This trip started with my son, Jake, wanting to help me on a high desert Wyoming mule deer hunt. I told him that he had enough points for antelope in a nearby unit. Jake’s wife, Katelyn (who was going to be 23 weeks pregnant at the time of the hunt), was interested in coming along. This would be Katelyn’s first out-of-state hunt with us. I wanted it to be a great experience for her, but I was unsure about the rough roads and hiking involved. It was also Jake and Katelyn’s first anniversary that week, so they were detouring and meeting me in Wyoming. We stayed in a motel for the most comfort.
I scouted a day and a half before Jake and Katelyn arrived. The antelope season had been open for more than a month, so Jake was just looking for a good representation. The antelope bucks had been picked over heavily, but there were plenty of young bucks. A few hours into the hunt, a nice antelope buck walked right in front of the truck, just wandering. This buck was better than what I had seen scouting. I told Jake, “I think I would shoot him.” Agonizingly, Jake let him go. Not only was this the beginning of his hunt, but he was looking for a full hunt experience. I understood and agreed, so we pushed on.
The evening before the deer opener, we spotted a nice antelope buck tending a harem of does. We circled up and around to get the wind as we closed in. The wind switched, and they headed out. They got up on a sage flat where my Leica rangefinder was constantly reading the front of it. As I was giving Jake the wrong range, he hit low. As the buck moved, I received the correct range and Jake dropped him on the spot. It was a bit of a rodeo for a minute, but then it was all smiles. Game meat is precious to us, so we all worked fast together. We boned the meat out and got it to the truck as the last light faded.
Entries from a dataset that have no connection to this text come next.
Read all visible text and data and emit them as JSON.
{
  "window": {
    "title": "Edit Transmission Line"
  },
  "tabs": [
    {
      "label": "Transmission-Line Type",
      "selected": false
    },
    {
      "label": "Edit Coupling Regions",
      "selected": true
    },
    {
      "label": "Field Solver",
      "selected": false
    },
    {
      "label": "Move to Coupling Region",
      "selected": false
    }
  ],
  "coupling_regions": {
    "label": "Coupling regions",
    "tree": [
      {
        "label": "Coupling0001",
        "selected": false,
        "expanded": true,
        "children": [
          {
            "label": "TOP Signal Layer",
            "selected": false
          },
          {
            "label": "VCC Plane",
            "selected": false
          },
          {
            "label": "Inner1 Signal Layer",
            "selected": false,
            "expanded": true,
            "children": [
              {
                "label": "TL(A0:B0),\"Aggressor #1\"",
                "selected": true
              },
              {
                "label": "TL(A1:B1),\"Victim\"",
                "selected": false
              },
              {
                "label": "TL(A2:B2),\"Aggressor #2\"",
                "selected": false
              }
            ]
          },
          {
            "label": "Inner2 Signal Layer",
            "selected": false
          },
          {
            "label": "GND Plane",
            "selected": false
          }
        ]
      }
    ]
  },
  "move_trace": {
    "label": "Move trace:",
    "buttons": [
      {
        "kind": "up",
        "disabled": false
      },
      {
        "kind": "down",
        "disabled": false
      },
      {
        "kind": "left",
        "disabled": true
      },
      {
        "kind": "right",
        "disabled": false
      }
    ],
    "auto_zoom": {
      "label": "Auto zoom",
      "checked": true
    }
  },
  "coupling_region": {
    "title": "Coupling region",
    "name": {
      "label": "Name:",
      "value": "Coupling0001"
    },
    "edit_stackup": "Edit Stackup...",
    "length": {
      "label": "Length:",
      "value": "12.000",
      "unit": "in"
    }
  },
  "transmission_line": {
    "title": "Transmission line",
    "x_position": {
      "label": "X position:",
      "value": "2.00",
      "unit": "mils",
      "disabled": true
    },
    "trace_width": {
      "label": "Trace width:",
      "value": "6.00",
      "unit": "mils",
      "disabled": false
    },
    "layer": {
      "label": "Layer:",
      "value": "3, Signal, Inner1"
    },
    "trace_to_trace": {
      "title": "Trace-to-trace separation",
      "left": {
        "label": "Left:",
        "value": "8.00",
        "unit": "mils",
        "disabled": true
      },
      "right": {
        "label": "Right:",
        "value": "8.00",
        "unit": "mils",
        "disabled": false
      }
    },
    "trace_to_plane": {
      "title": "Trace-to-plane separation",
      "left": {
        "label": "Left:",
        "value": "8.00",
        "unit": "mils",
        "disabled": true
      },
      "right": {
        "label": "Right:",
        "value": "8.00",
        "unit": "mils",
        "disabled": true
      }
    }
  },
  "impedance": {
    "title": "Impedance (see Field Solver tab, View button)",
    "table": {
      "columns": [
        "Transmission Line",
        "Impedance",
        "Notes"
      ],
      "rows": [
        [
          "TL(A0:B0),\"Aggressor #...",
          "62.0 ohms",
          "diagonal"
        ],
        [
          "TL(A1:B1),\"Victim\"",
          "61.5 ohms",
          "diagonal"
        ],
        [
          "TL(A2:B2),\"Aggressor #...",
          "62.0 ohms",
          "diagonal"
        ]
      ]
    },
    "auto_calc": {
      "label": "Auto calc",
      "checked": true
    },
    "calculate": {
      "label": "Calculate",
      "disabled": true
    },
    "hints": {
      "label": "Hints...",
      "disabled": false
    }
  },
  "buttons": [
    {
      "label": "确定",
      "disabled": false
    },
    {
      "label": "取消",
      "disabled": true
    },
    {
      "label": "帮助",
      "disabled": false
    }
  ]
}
The opening of deer brought 30-40 mph winds where I was looking for a velvet forked horn buck that I had seen two days prior. Opening day was a wash. I had seen very few deer on this hunt, so the next morning, we were back after velvet. Katelyn dropped Jake and me off and drove to a predetermined pickup spot. With no wind, we hiked out to a vantage point. As we sat our backpacks down, Jake said, “There goes four deer. The one in the back has horns.” I dropped down behind my rifle. They surprisingly stopped at 237 yards and velvet was down.
I thank my new daughter, Katelyn, for being able to not only feel well enough to come but also for participating and being an integral part of our hunt. And of course, Jake, it’s always a successful hunt when we are together.